Low-Latency Ingestion with Datastream
Creation of a near real-time data replication pipeline with a 98% cost reduction.
Context
Developed a Change Data Capture (CDC) data ingestion architecture to replicate data from a transactional database (MySQL) to an analytical environment (BigQuery) in a fast, reliable, and cost-effective manner. The solution was designed to minimize latency and operational costs while offering a robust and scalable approach.
Problem
The previous methodology consumed significant resources from the transactional database, driving up processing costs.
Data loss during replication compromised information integrity and reliability.
Replication time was too slow for large tables, making real-time data analysis unfeasible.
Solution and Contribution
- Architected and implemented a native Google Cloud solution using Datastream, Cloud Storage, Composer (Airflow), and BigQuery.
- Set up CDC binlog capture to export data in Avro format to Cloud Storage.

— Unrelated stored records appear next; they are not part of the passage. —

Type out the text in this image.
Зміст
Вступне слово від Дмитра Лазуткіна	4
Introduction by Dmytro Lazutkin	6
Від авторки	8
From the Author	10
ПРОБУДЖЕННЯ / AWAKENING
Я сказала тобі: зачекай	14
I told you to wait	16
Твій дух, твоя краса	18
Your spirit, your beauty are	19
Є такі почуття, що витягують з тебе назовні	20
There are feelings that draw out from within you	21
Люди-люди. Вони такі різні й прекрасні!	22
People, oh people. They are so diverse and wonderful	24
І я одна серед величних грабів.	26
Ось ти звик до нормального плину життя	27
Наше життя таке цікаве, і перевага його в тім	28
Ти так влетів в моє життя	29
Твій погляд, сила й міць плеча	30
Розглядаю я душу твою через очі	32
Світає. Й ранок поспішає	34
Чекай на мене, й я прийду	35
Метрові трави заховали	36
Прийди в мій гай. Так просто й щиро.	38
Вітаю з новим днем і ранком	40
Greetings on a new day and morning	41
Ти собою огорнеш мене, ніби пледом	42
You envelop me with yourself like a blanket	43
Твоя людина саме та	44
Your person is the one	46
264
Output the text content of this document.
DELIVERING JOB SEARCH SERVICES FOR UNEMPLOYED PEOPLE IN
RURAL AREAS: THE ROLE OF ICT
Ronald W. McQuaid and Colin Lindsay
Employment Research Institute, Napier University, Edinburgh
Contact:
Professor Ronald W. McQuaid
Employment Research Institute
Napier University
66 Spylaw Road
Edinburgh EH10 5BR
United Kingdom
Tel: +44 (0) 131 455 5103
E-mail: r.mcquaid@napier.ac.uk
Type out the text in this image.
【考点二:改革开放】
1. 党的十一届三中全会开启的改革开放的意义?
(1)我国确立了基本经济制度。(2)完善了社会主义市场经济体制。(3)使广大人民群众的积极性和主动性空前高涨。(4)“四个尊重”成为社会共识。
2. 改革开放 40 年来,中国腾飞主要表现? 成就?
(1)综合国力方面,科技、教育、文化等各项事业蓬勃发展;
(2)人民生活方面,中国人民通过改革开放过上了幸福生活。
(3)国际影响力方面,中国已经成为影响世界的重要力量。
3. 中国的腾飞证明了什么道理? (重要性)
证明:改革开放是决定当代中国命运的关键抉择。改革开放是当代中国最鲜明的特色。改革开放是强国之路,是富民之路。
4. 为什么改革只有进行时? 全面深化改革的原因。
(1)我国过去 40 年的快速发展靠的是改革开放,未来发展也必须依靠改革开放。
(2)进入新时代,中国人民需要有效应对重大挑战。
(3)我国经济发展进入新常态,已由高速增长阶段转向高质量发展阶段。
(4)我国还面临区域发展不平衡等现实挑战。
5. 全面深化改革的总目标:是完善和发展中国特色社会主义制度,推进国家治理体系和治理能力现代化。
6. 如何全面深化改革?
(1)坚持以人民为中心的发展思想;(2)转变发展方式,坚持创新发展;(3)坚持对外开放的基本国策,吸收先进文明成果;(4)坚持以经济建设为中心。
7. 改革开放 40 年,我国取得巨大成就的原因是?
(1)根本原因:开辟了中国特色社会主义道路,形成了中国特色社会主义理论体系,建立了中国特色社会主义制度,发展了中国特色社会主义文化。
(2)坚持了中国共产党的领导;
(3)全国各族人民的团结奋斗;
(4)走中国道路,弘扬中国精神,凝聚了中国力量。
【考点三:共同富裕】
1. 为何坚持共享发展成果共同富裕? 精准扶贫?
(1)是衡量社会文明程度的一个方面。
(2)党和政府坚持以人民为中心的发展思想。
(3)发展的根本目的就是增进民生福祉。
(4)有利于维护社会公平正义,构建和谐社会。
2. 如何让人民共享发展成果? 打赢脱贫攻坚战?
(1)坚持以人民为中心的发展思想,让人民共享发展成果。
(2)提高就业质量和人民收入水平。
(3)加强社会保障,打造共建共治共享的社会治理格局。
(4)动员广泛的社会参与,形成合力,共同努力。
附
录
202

- Designed a layered architecture — External Tables, Streaming Views, and Raw Tables — ensuring real-time access and optimized batch analysis.
Diagrama de alto nível da arquitetura da solução do Low-Latency Ingestion with Datastream
Results and Impacts
- 98% reduction in data replication costs.
- Data available for analysis within minutes (near real-time) instead of hours.
- Creation of a modular, scalable, and easily replicable ingestion architecture for multiple SaaS clients.
Technologies Used
Technical Details
External Tables and Views Architecture
Datastream writes Avro files directly to Cloud Storage. BigQuery references these files through External Tables, covering data from D-2 to the current day, and builds a View that extracts the latest records. This approach enables querying data updated within 2 minutes with zero processing cost until the query is executed. A `merge select` process then transfers the data to partitioned and clustered Raw Tables, optimizing both cost and query performance. The entire pipeline is orchestrated through a DAG in Cloud Composer (Airflow).